Given Lincoln’s steady, methodical evolution over recent seasons, there is little sense of panic. The expectation is that the appointment will be swift. That speed should not be mistaken for desperation. It points instead to a process already mapped out, a club acting on a script written long before Bristol City picked up the phone.

Internally, the idea of continuity holds obvious appeal. The current set-up under Skubala is collaborative, not built around a single dominant voice. That naturally opens the door to the notion of promoting from within, allowing the existing structure to slide upwards rather than be ripped apart.

Names such as Tom Shaw and Chris Cohen fit that model. Elevate them, keep the core ideas intact, and then reinforce lower down the coaching ladder. It is a philosophy that values culture and shared understanding over a headline-grabbing arrival.

A Brentford-style blueprint

The template many point to sits 140 miles away in west London.

Brentford have become the poster club for succession done well. Dean Smith laid the foundations there, reshaping the Bees into a progressive, data-driven outfit. When he left, the club didn’t scour the market for a “big name”. They promoted Thomas Frank from within.

Frank then drove Brentford into the Premier League and turned them into a top-half force. When he moved on, the club again resisted the urge to jump on the managerial merry-go-round. They elevated set-piece coach Keith Andrews to head coach, a decision built on familiarity with the players, the ownership and the club’s identity.

The result? Another season finishing in the Premier League’s top ten in three of the last four campaigns.
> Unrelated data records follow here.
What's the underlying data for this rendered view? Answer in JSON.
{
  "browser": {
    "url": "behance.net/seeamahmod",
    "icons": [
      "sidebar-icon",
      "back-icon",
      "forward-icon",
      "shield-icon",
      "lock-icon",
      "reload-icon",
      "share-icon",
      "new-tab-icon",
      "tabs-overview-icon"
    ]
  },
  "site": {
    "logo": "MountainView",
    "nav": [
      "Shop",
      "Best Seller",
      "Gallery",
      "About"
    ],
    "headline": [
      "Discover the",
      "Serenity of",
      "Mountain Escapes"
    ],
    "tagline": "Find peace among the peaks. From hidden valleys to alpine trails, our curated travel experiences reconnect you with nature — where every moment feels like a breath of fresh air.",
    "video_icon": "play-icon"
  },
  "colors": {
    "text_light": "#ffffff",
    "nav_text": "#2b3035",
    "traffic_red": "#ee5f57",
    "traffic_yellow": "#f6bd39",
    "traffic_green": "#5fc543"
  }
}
No scramble, no short-term fix, no lurch away from what made them successful.

That is the kind of calm, controlled transition Lincoln will aspire to if, as expected, Skubala heads for Ashton Gate. No “get so-and-so in” panic, no social media-fuelled chase for the loudest available name. Just a clear, thought-through handover that keeps the club’s trajectory pointing upwards.

For now, Lincoln wait. Bristol City push to close out their deal. One club looks to lock in a new era in the Championship; the other stands on the brink of a change that could define how high this project can climb.